Shipbuilding is one of the essential industries in the world, and it also has critical importance in Turkey, which is a peninsula. Although global economic developments have affected this situation a bit, shipbuilding still maintains its significance. In recent years, the number of shipyards in Turkey has increased in contrast to the world. Therefore, determining the most appropriate shipyard location is an extremely critical process. Since the shipyard FLS decision contains qualitative and quantitative criteria that conflict with each other, it is necessary to use MADM methods to obtain a correct decision. When the literature is carefully examined, many different solution approaches are suggested among the MADM methods for FLS problems. Only one method or integration of more than one method can be used to solve the problem. But in recent years, integrated methods have been used to overcome complex issues such as FLS. By integrating the two methods, a more robust approach and practicality are provided for the solution of the problem.
In this study, an integrated AHP-TOPSIS approach is used for shipyard FLS decision. Firstly, the relative weights of the main and sub-criteria are calculated with Fuzzy AHP, and then, Fuzzy TOPSIS is applied to prioritize alternatives. Since consistency analysis is performed before the criterion weights are determined, pairwise comparisons of decision-makers are provided to be more reliable. When the obtained results are analyzed, Finance and tax (main criterion) and Finance incentive (sub-criterion) are determined as the criteria with the highest importance. Besides, proximity to suppliers and transportation are the most critical sub-criteria after the financial incentive. Since the shipyard FLS decision directly affects the initial investment costs, it makes sense that the criteria related to costs have high importance value. Therefore, it can be said that the proposed approach is applicable to this study and used as a powerful tool in the MADM process. Consequently, the contribution of this study is to propose a feasible, efficient, and practical decision framework and to rank solutions for a correct shipyard FLS decision. The ranking of solutions will help individuals or companies to achieve successful results for the shipyard investment.
In this study, much useful knowledge has been achieved for investors who attempt to establish a shipyard in Turkey. The results of this work have been given as detailed above. It is strongly recommended that the shipyard investors consider these conclusions to make a correct decision. Also, these results will be useful for countries with similar geographical, economic, and social characteristics as Turkey.
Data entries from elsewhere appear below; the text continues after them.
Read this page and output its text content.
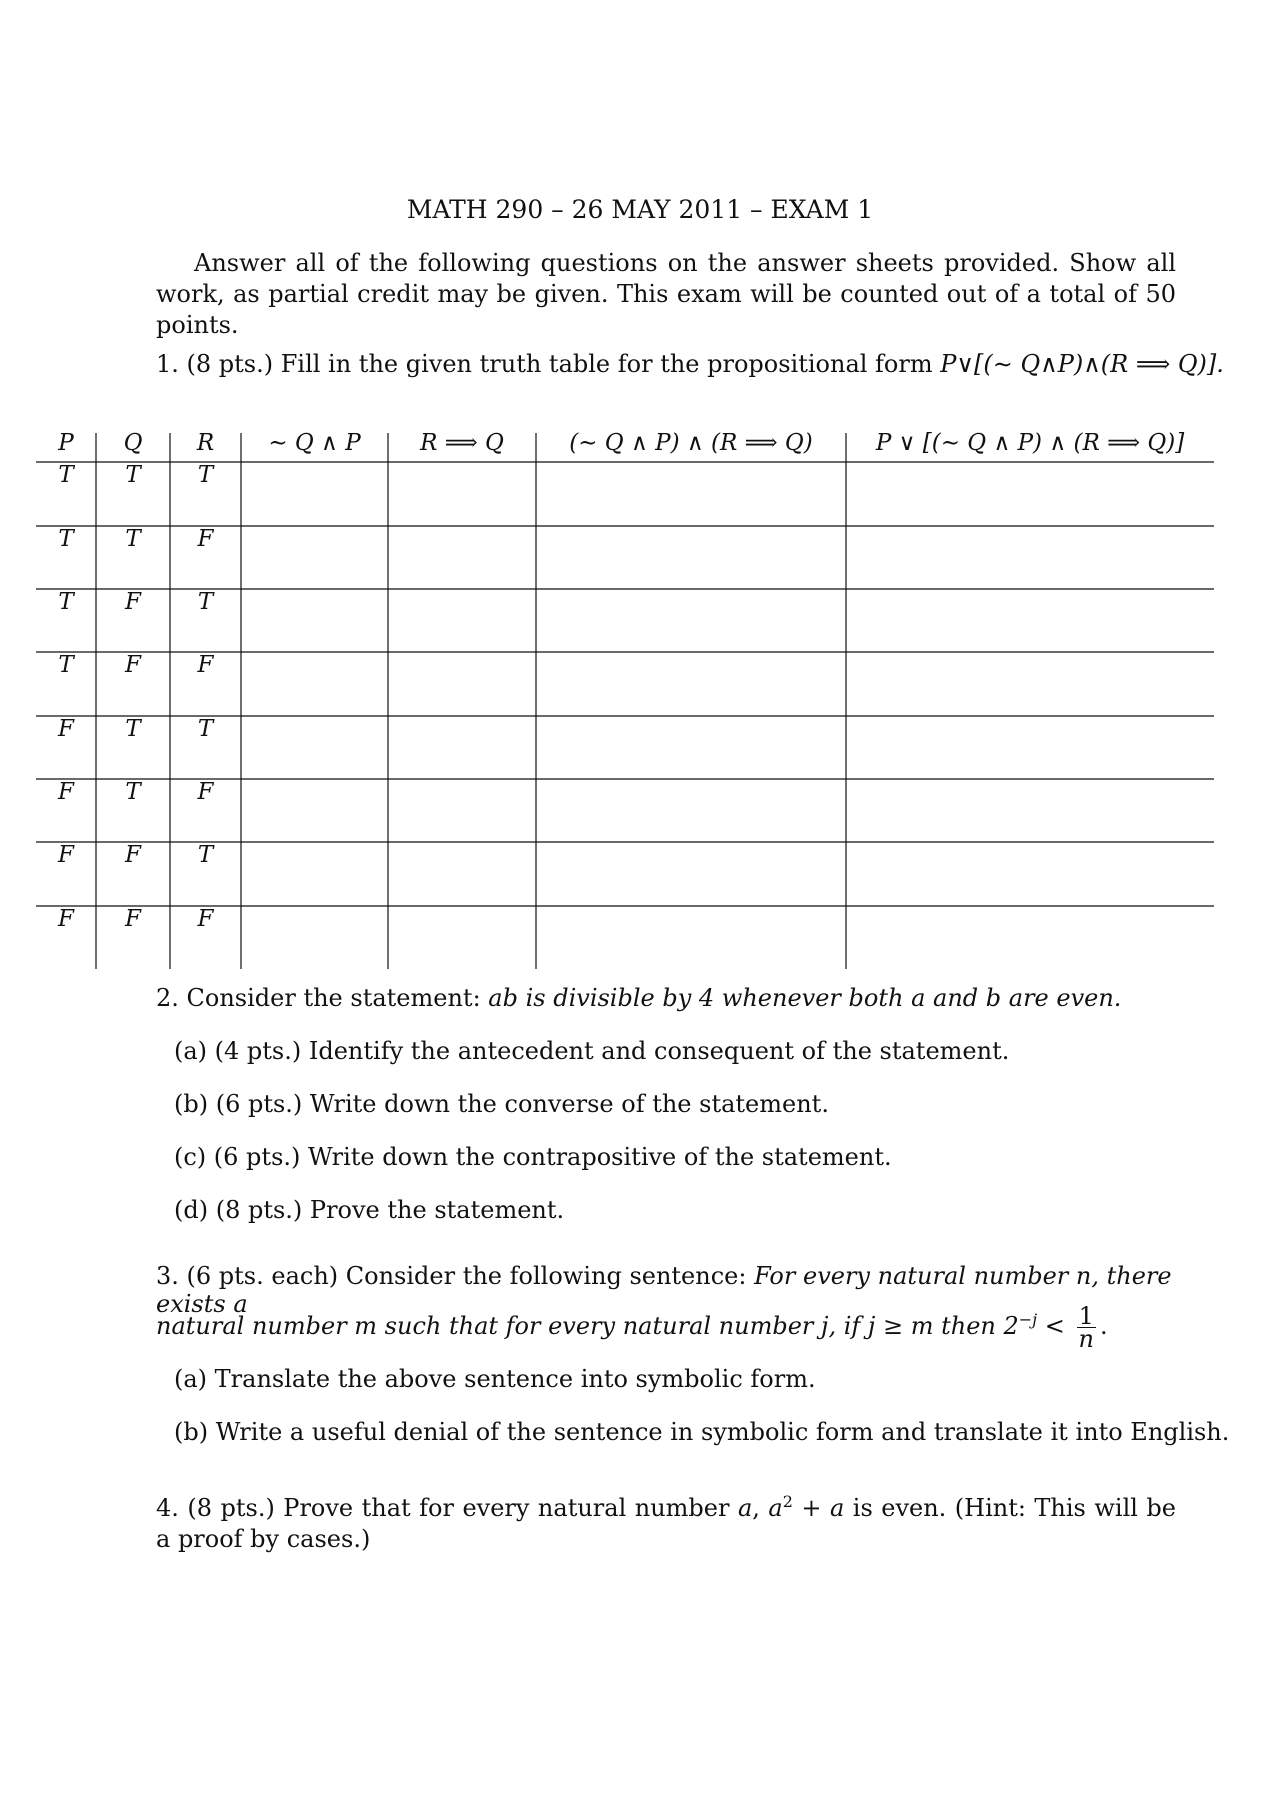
MATH 290 – 26 MAY 2011 – EXAM 1
Answer all of the following questions on the answer sheets provided. Show all work, as partial credit may be given. This exam will be counted out of a total of 50 points.
1. (8 pts.) Fill in the given truth table for the propositional form P∨[(∼ Q∧P)∧(R ⟹ Q)].
P	Q	R	∼ Q ∧ P	R ⟹ Q	(∼ Q ∧ P) ∧ (R ⟹ Q)	P ∨ [(∼ Q ∧ P) ∧ (R ⟹ Q)]
T	T	T
T	T	F
T	F	T
T	F	F
F	T	T
F	T	F
F	F	T
F	F	F
2. Consider the statement: ab is divisible by 4 whenever both a and b are even.
(a) (4 pts.) Identify the antecedent and consequent of the statement.
(b) (6 pts.) Write down the converse of the statement.
(c) (6 pts.) Write down the contrapositive of the statement.
(d) (8 pts.) Prove the statement.
3. (6 pts. each) Consider the following sentence: For every natural number n, there exists a
natural number m such that for every natural number j, if j ≥ m then $2^{-j} < \frac{1}{n}$ .
(a) Translate the above sentence into symbolic form.
(b) Write a useful denial of the sentence in symbolic form and translate it into English.
4. (8 pts.) Prove that for every natural number a, $a^2 + a$ is even. (Hint: This will be a proof by cases.)
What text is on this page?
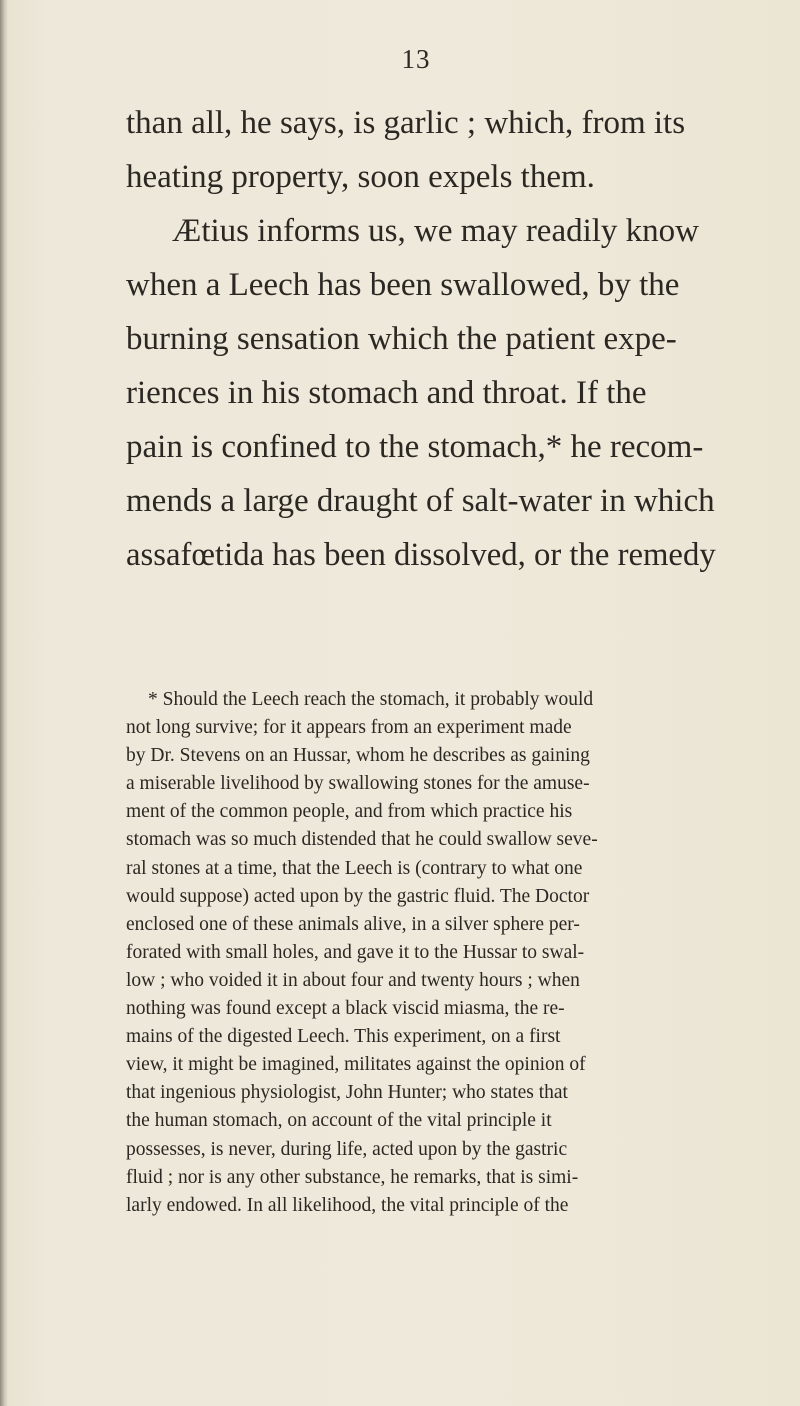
13
than all, he says, is garlic ; which, from its
heating property, soon expels them.
Ætius informs us, we may readily know
when a Leech has been swallowed, by the
burning sensation which the patient expe-
riences in his stomach and throat. If the
pain is confined to the stomach,* he recom-
mends a large draught of salt-water in which
assafœtida has been dissolved, or the remedy
* Should the Leech reach the stomach, it probably would
not long survive; for it appears from an experiment made
by Dr. Stevens on an Hussar, whom he describes as gaining
a miserable livelihood by swallowing stones for the amuse-
ment of the common people, and from which practice his
stomach was so much distended that he could swallow seve-
ral stones at a time, that the Leech is (contrary to what one
would suppose) acted upon by the gastric fluid. The Doctor
enclosed one of these animals alive, in a silver sphere per-
forated with small holes, and gave it to the Hussar to swal-
low ; who voided it in about four and twenty hours ; when
nothing was found except a black viscid miasma, the re-
mains of the digested Leech. This experiment, on a first
view, it might be imagined, militates against the opinion of
that ingenious physiologist, John Hunter; who states that
the human stomach, on account of the vital principle it
possesses, is never, during life, acted upon by the gastric
fluid ; nor is any other substance, he remarks, that is simi-
larly endowed. In all likelihood, the vital principle of the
In future research work, technological innovations, economic and social changes in the world can be reexamined, and more comprehensive analysis can be made for criteria and alternatives. With this detailed analysis, other integrated solutions can be offered to solve the problem. Besides, the number of decision-makers can be increased. However, this situation causes hesitant linguistic knowledge due to the difference in expertise and culture of different decision-makers. Therefore, successful analysis can be obtained by using models [55, 56] that suggest hesitant linguistic variable sets in decision-makers’ decisions. Finally, the impact of decision weights and aggregated matrices on judgment rules [15] can be examined by calculating the minimum consensus cost (MCC) affecting the consensus reaching process (CRP), which is an essential issue for GDM.